Patient catches fire during organ surgery
A recent example of a surgical fire reported by Mary A. Herman, MD, PhD, assistant professor of anesthesiology at the University of Florida College of Medicine in Gainesville, illustrates how such an incident can occur in routine circumstances.
Herman reports that the case involved a 19-year-old man who suffered severe head trauma and multiple injuries in a motor vehicle accident.1 After he was declared brain dead at Shands Hospital at the University of Florida, clinicians began an organ procurement procedure. The donor was ventilated with a 32% oxygen/air mixture, and the donor's oxygen saturation (SpO2) was 100%. A transplant surgeon cleaned the thorax and abdomen with alcohol, and a purulent discharge around the tracheostomy site was also removed with alcohol. The surgeon then wrapped a soaked, gauze sponge around the tracheostomy tube and left it in place. The donor was then aseptically prepared from sternal notch to pelvis with iodine povacrylex and isopropyl alcohol, which dried before the body was draped with cloth towels and paper drapes.
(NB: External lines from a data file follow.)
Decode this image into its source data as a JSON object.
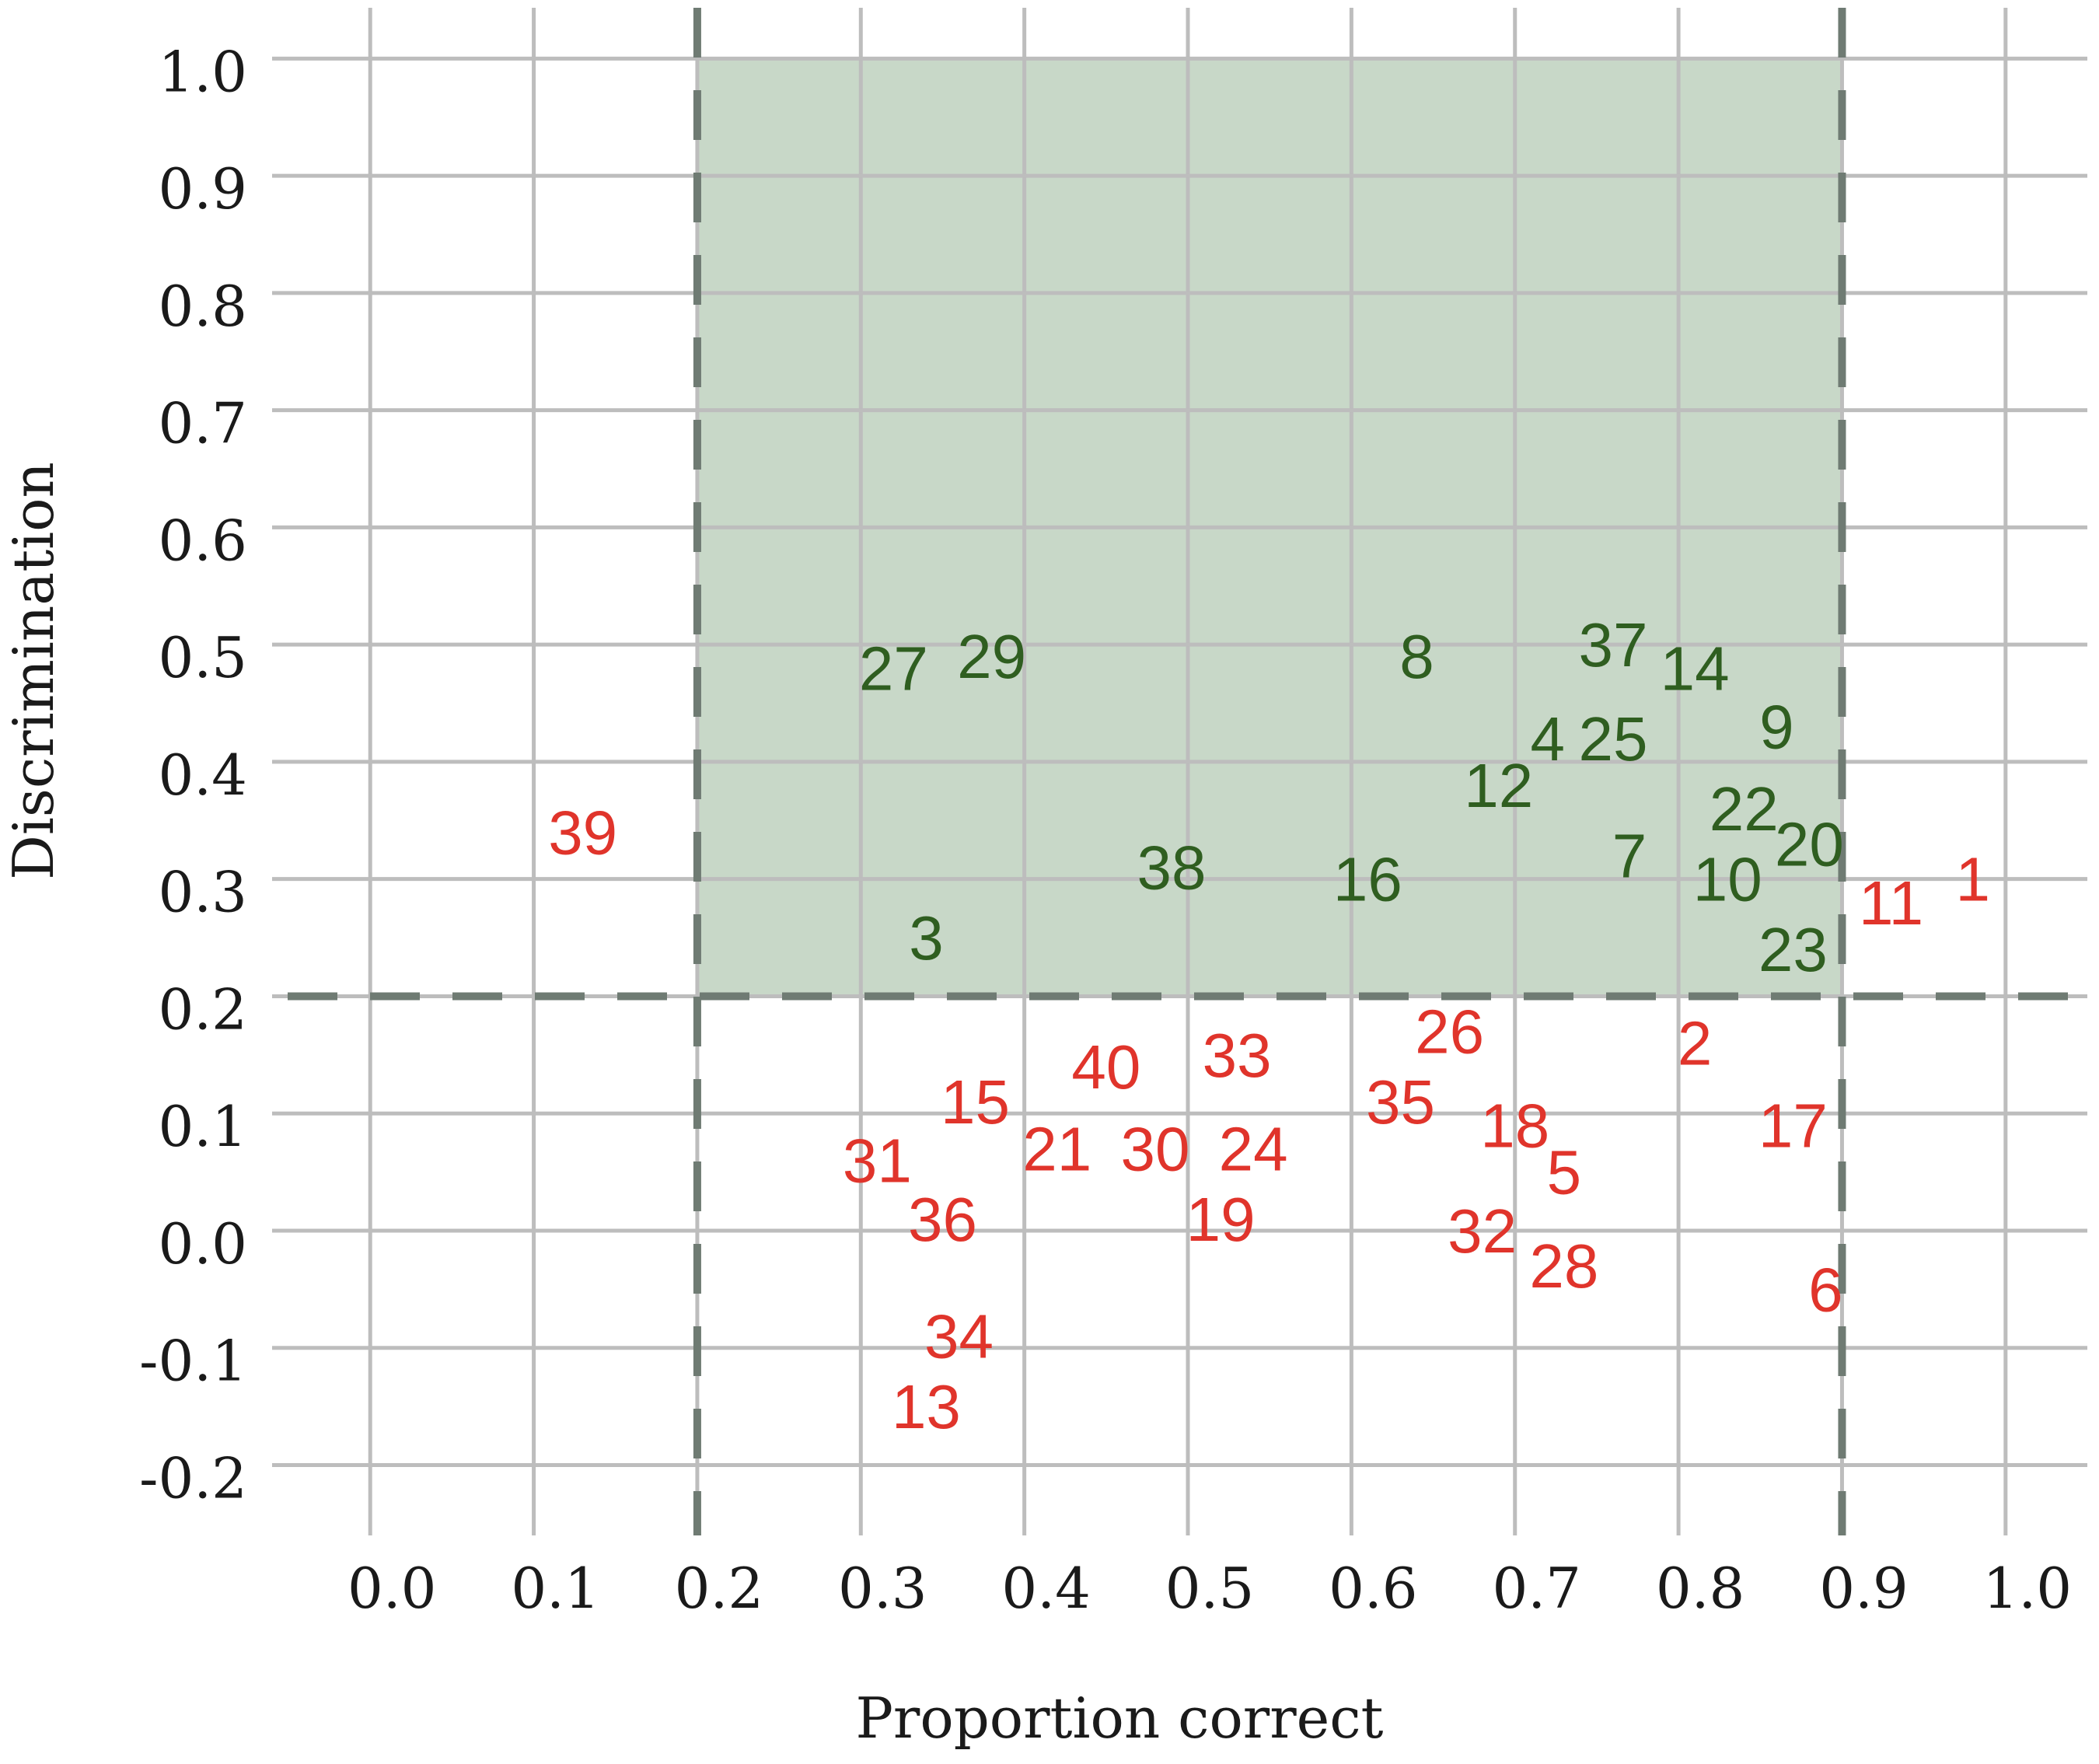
{
  "chart_data": {
    "type": "scatter",
    "xlabel": "Proportion correct",
    "ylabel": "Discrimination",
    "xlim": [
      -0.06,
      1.05
    ],
    "ylim": [
      -0.27,
      1.05
    ],
    "x_ticks": [
      "0.0",
      "0.1",
      "0.2",
      "0.3",
      "0.4",
      "0.5",
      "0.6",
      "0.7",
      "0.8",
      "0.9",
      "1.0"
    ],
    "y_ticks": [
      "1.0",
      "0.9",
      "0.8",
      "0.7",
      "0.6",
      "0.5",
      "0.4",
      "0.3",
      "0.2",
      "0.1",
      "0.0",
      "-0.1",
      "-0.2"
    ],
    "grid": true,
    "acceptable_region": {
      "x_min": 0.2,
      "x_max": 0.9,
      "y_min": 0.2,
      "y_max": 1.0
    },
    "thresholds": {
      "x": [
        0.2,
        0.9
      ],
      "y": [
        0.2
      ]
    },
    "colors": {
      "acceptable": "#2f5e20",
      "unacceptable": "#e0342b",
      "region_fill": "#c8d8c8",
      "threshold_line": "#6f7b73",
      "grid": "#bdbdbd"
    },
    "points": [
      {
        "label": "1",
        "x": 0.98,
        "y": 0.3,
        "group": "unacceptable"
      },
      {
        "label": "2",
        "x": 0.81,
        "y": 0.16,
        "group": "unacceptable"
      },
      {
        "label": "3",
        "x": 0.34,
        "y": 0.25,
        "group": "acceptable"
      },
      {
        "label": "4",
        "x": 0.72,
        "y": 0.42,
        "group": "acceptable"
      },
      {
        "label": "5",
        "x": 0.73,
        "y": 0.05,
        "group": "unacceptable"
      },
      {
        "label": "6",
        "x": 0.89,
        "y": -0.05,
        "group": "unacceptable"
      },
      {
        "label": "7",
        "x": 0.77,
        "y": 0.32,
        "group": "acceptable"
      },
      {
        "label": "8",
        "x": 0.64,
        "y": 0.49,
        "group": "acceptable"
      },
      {
        "label": "9",
        "x": 0.86,
        "y": 0.43,
        "group": "acceptable"
      },
      {
        "label": "10",
        "x": 0.83,
        "y": 0.3,
        "group": "acceptable"
      },
      {
        "label": "11",
        "x": 0.93,
        "y": 0.28,
        "group": "unacceptable"
      },
      {
        "label": "12",
        "x": 0.69,
        "y": 0.38,
        "group": "acceptable"
      },
      {
        "label": "13",
        "x": 0.34,
        "y": -0.15,
        "group": "unacceptable"
      },
      {
        "label": "14",
        "x": 0.81,
        "y": 0.48,
        "group": "acceptable"
      },
      {
        "label": "15",
        "x": 0.37,
        "y": 0.11,
        "group": "unacceptable"
      },
      {
        "label": "16",
        "x": 0.61,
        "y": 0.3,
        "group": "acceptable"
      },
      {
        "label": "17",
        "x": 0.87,
        "y": 0.09,
        "group": "unacceptable"
      },
      {
        "label": "18",
        "x": 0.7,
        "y": 0.09,
        "group": "unacceptable"
      },
      {
        "label": "19",
        "x": 0.52,
        "y": 0.01,
        "group": "unacceptable"
      },
      {
        "label": "20",
        "x": 0.88,
        "y": 0.33,
        "group": "acceptable"
      },
      {
        "label": "21",
        "x": 0.42,
        "y": 0.07,
        "group": "unacceptable"
      },
      {
        "label": "22",
        "x": 0.84,
        "y": 0.36,
        "group": "acceptable"
      },
      {
        "label": "23",
        "x": 0.87,
        "y": 0.24,
        "group": "acceptable"
      },
      {
        "label": "24",
        "x": 0.54,
        "y": 0.07,
        "group": "unacceptable"
      },
      {
        "label": "25",
        "x": 0.76,
        "y": 0.42,
        "group": "acceptable"
      },
      {
        "label": "26",
        "x": 0.66,
        "y": 0.17,
        "group": "unacceptable"
      },
      {
        "label": "27",
        "x": 0.32,
        "y": 0.48,
        "group": "acceptable"
      },
      {
        "label": "28",
        "x": 0.73,
        "y": -0.03,
        "group": "unacceptable"
      },
      {
        "label": "29",
        "x": 0.38,
        "y": 0.49,
        "group": "acceptable"
      },
      {
        "label": "30",
        "x": 0.48,
        "y": 0.07,
        "group": "unacceptable"
      },
      {
        "label": "31",
        "x": 0.31,
        "y": 0.06,
        "group": "unacceptable"
      },
      {
        "label": "32",
        "x": 0.68,
        "y": 0.0,
        "group": "unacceptable"
      },
      {
        "label": "33",
        "x": 0.53,
        "y": 0.15,
        "group": "unacceptable"
      },
      {
        "label": "34",
        "x": 0.36,
        "y": -0.09,
        "group": "unacceptable"
      },
      {
        "label": "35",
        "x": 0.63,
        "y": 0.11,
        "group": "unacceptable"
      },
      {
        "label": "36",
        "x": 0.35,
        "y": 0.01,
        "group": "unacceptable"
      },
      {
        "label": "37",
        "x": 0.76,
        "y": 0.5,
        "group": "acceptable"
      },
      {
        "label": "38",
        "x": 0.49,
        "y": 0.31,
        "group": "acceptable"
      },
      {
        "label": "39",
        "x": 0.13,
        "y": 0.34,
        "group": "unacceptable"
      },
      {
        "label": "40",
        "x": 0.45,
        "y": 0.14,
        "group": "unacceptable"
      }
    ]
  }
}
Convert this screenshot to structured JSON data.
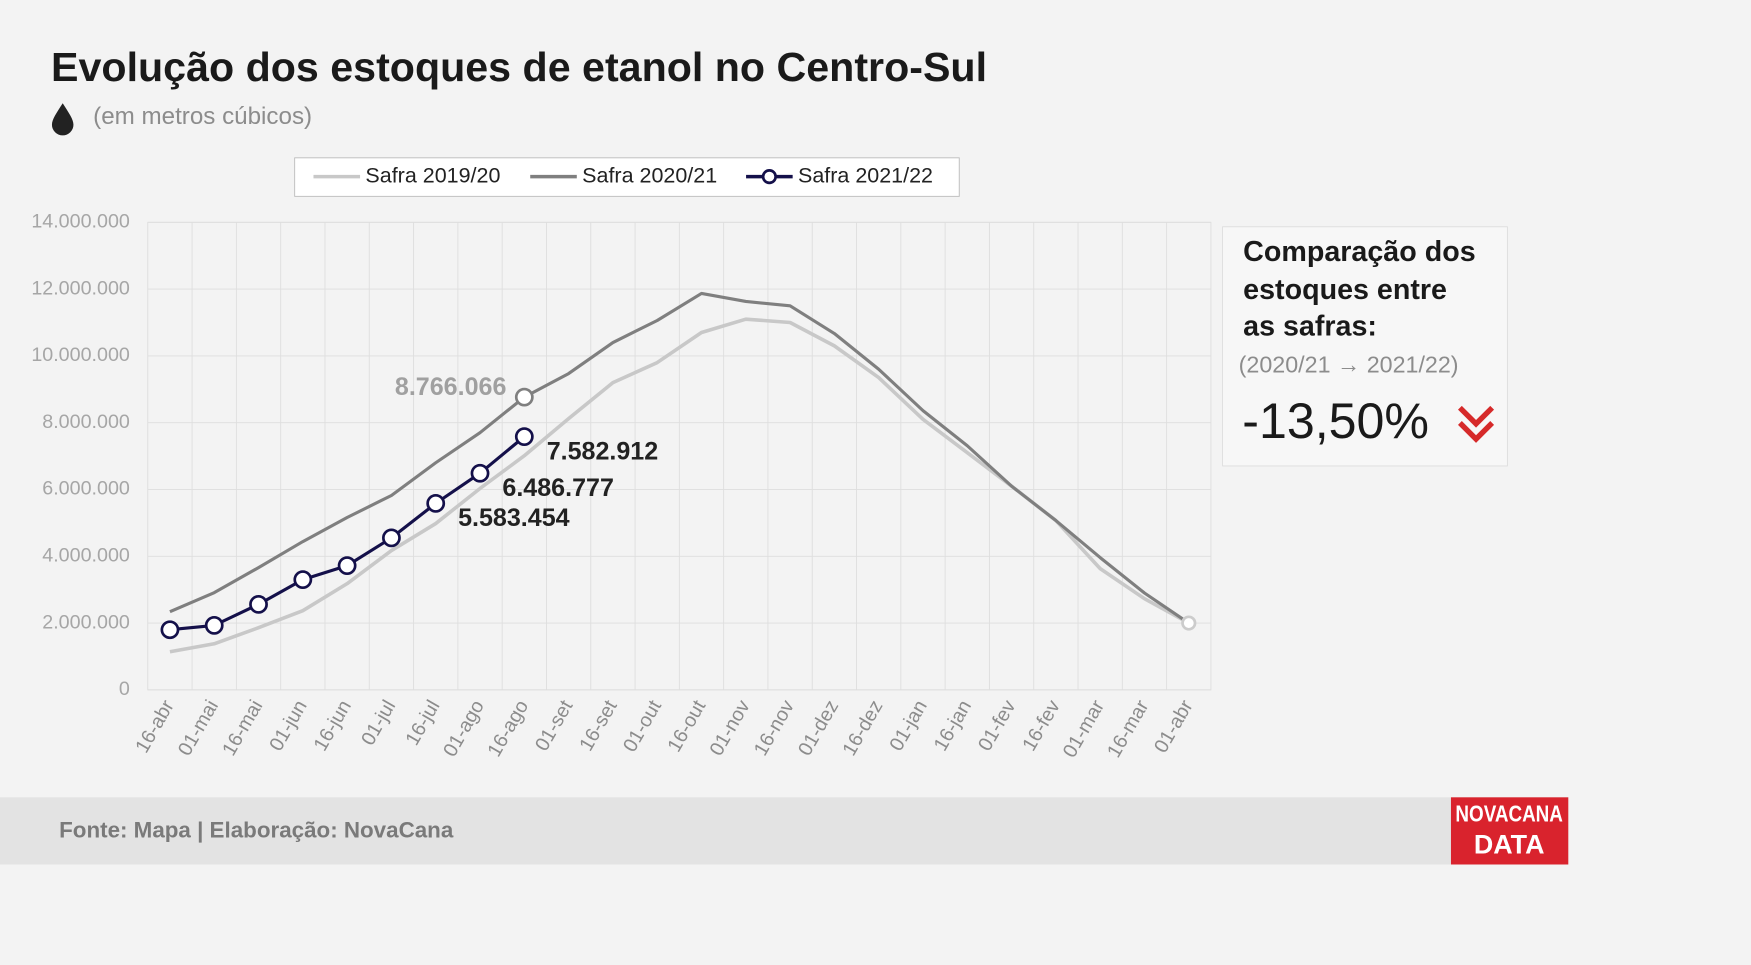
{
  "chart_data": {
    "type": "line",
    "title": "Evolução dos estoques de etanol no Centro-Sul",
    "subtitle": "(em metros cúbicos)",
    "categories": [
      "16-abr",
      "01-mai",
      "16-mai",
      "01-jun",
      "16-jun",
      "01-jul",
      "16-jul",
      "01-ago",
      "16-ago",
      "01-set",
      "16-set",
      "01-out",
      "16-out",
      "01-nov",
      "16-nov",
      "01-dez",
      "16-dez",
      "01-jan",
      "16-jan",
      "01-fev",
      "16-fev",
      "01-mar",
      "16-mar",
      "01-abr"
    ],
    "series": [
      {
        "name": "Safra 2019/20",
        "color": "#c8c8c8",
        "values": [
          1140000,
          1380000,
          1860000,
          2370000,
          3180000,
          4170000,
          4980000,
          6030000,
          7010000,
          8120000,
          9200000,
          9800000,
          10700000,
          11100000,
          11000000,
          10300000,
          9350000,
          8100000,
          7100000,
          6100000,
          5070000,
          3630000,
          2730000,
          2000000
        ]
      },
      {
        "name": "Safra 2020/21",
        "color": "#7f7f7f",
        "values": [
          2340000,
          2910000,
          3660000,
          4440000,
          5160000,
          5820000,
          6800000,
          7700000,
          8766066,
          9470000,
          10400000,
          11060000,
          11870000,
          11630000,
          11500000,
          10670000,
          9600000,
          8360000,
          7310000,
          6100000,
          5070000,
          3960000,
          2900000,
          2000000
        ],
        "value_labels": [
          null,
          null,
          null,
          null,
          null,
          null,
          null,
          null,
          "8.766.066",
          null,
          null,
          null,
          null,
          null,
          null,
          null,
          null,
          null,
          null,
          null,
          null,
          null,
          null,
          null
        ],
        "markers": [
          8,
          23
        ]
      },
      {
        "name": "Safra 2021/22",
        "color": "#14104a",
        "values": [
          1800000,
          1930000,
          2560000,
          3300000,
          3720000,
          4550000,
          5583454,
          6486777,
          7582912,
          null,
          null,
          null,
          null,
          null,
          null,
          null,
          null,
          null,
          null,
          null,
          null,
          null,
          null,
          null
        ],
        "value_labels": [
          null,
          null,
          null,
          null,
          null,
          null,
          "5.583.454",
          "6.486.777",
          "7.582.912",
          null,
          null,
          null,
          null,
          null,
          null,
          null,
          null,
          null,
          null,
          null,
          null,
          null,
          null,
          null
        ],
        "markers": [
          0,
          1,
          2,
          3,
          4,
          5,
          6,
          7,
          8
        ]
      }
    ],
    "ylim": [
      0,
      14000000
    ],
    "yticks": [
      0,
      {
        "value": 2000000,
        "label": "2.000.000"
      },
      {
        "value": 4000000,
        "label": "4.000.000"
      },
      {
        "value": 6000000,
        "label": "6.000.000"
      },
      {
        "value": 8000000,
        "label": "8.000.000"
      },
      {
        "value": 10000000,
        "label": "10.000.000"
      },
      {
        "value": 12000000,
        "label": "12.000.000"
      },
      {
        "value": 14000000,
        "label": "14.000.000"
      }
    ],
    "grid": true,
    "legend": "top",
    "comparison": {
      "title_lines": [
        "Comparação dos",
        "estoques entre",
        "as safras:"
      ],
      "period": "(2020/21 → 2021/22)",
      "value": "-13,50%"
    },
    "source": "Fonte: Mapa | Elaboração: NovaCana",
    "logo_lines": [
      "NOVACANA",
      "DATA"
    ]
  }
}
About 15 minutes after incision using an electrocautery device, the surgeon exclaimed that the donor was on fire. The anesthesiologist immediately disconnected the breathing circuit from the anesthesia machine and turned off all gases. The surgeon used a towel in an attempt to smother the flames, but the fire spread quickly to the drapes. The circulating nurse left the room to find water or a fire extinguisher, and the scrub technician threw pieces of ice toward the fire from across the room. The anesthesiologist disconnected a bag of intravenous fluid from the donor and used it to extinguish the fire.
The fire left a 10-by-5 inch area of sooting and singed skin on the right neck and shoulder where the breathing circuit had been. The donor's chin and face were reddened, and eyebrows, eyelashes and facial hair were singed. The patient was prepped again and the organ procurement was completed successfully.
Later, the surgeon speculated that had he started the fire by placing the electrocautery device next to the alcohol-soaked sponge wrapped around the tracheostomy.
1. Herman MA, Laudanski K, Berger J. Surgical fire during organ procurement. The Internet Journal of Anesthesiology 2009; 19: No. 1.